How does duality connect a determinant to a dot product?

Duality says: if a linear transformation from a vector space to the number line is given, there exists a vector p such that applying the transformation to x equals p · x. Here, the transformation is f(x) = det([x v w]). So there must be a vector p satisfying p · x = det([x v w]) for all x. The cross product v × w is precisely this p.

What geometric meaning does det([x v w]) have, and how does it determine p?

det([x v w]) is the signed volume of the parallelepiped spanned by x, v, and w. That volume equals (area of the parallelogram spanned by v and w) × (signed height). The height is the component of x perpendicular to the v–w parallelogram. A dot product p · x produces exactly “(length of p) × (signed projection of x onto p).” Matching these forces p to be perpendicular to both v and w, with length equal to the v–w parallelogram area.

How does the right-hand rule show up in this framework?

The determinant carries a sign based on orientation (right-hand-rule ordering of x, v, w). The dot product p · x also carries a sign depending on whether x projects onto p in the same or opposite direction. Choosing p’s direction so that these signs agree makes the sign of p · x match the determinant’s sign, reproducing the right-hand rule for v × w.

What role does the “i-hat, j-hat, k-hat in the first column” trick play?

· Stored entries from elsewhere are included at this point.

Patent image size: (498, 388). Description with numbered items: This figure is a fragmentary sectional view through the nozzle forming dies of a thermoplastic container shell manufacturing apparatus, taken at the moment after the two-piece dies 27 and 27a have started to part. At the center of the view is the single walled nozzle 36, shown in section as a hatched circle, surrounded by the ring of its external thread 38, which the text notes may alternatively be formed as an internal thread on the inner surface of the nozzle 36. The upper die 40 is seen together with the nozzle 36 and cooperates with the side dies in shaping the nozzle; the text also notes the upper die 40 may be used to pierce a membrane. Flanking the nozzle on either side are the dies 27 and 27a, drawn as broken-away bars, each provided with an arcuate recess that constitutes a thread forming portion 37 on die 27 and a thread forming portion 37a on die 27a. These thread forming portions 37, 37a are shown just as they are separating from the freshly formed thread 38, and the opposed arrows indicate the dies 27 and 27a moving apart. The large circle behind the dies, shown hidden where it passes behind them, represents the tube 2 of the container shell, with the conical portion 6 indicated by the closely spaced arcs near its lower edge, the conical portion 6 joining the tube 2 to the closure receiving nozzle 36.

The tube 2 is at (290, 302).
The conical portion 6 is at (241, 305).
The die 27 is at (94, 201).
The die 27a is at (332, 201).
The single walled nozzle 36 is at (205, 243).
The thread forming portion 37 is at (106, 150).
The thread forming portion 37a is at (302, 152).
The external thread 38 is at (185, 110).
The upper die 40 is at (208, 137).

It’s a computational shortcut for extracting the coefficients of the linear function f(x). When x = (x, y, z) sits in the first column, expanding the determinant yields an expression of the form (constant)x + (constant)y + (constant)z. Those constants are exactly the coordinates of p, and the symbolic i-hat, j-hat, k-hat placeholders indicate which coefficients become the components of the resulting vector. The geometric argument then confirms that this p has the perpendicular/right-hand-rule/area properties.

Review Questions

  1. Given fixed vectors v and w, define f(x) = det([x v w]). What property of determinants ensures f is linear in x?
  2. Why must the vector p satisfying f(x) = p · x be perpendicular to v and w?
  3. How does the magnitude of v × w relate to the area of the parallelogram spanned by v and w in this duality-based explanation?

Key Points

  1. 1

    Define a linear functional f(x) = det([x v w]) by fixing v and w and letting x vary.

  2. 2

    Determinant linearity in columns makes f a linear map from 3D to the number line.

  3. 3

    Duality guarantees a unique vector p such that f(x) = p · x for all x.

  4. 4

    Interpreting det([x v w]) as signed volume shows it equals (area of v–w parallelogram) times the signed perpendicular component of x.

  5. 5

    Matching the dot-product geometry forces p to be perpendicular to both v and w and to have magnitude equal to that parallelogram area.

  6. 6

    Orientation (sign) in the determinant corresponds to the right-hand rule for the cross product direction.

Highlights

The cross product v × w is identified as the dual vector p of the determinant-based linear functional f(x) = det([x v w]).
Signed volume det([x v w]) decomposes into base area (from v and w) times height (the perpendicular component of x).
Because p · x encodes projection times length, the matching geometry forces p ⟂ v and p ⟂ w and sets |p| equal to the v–w parallelogram area.
The right-hand rule emerges automatically from how determinant orientation signs align with dot-product projection signs.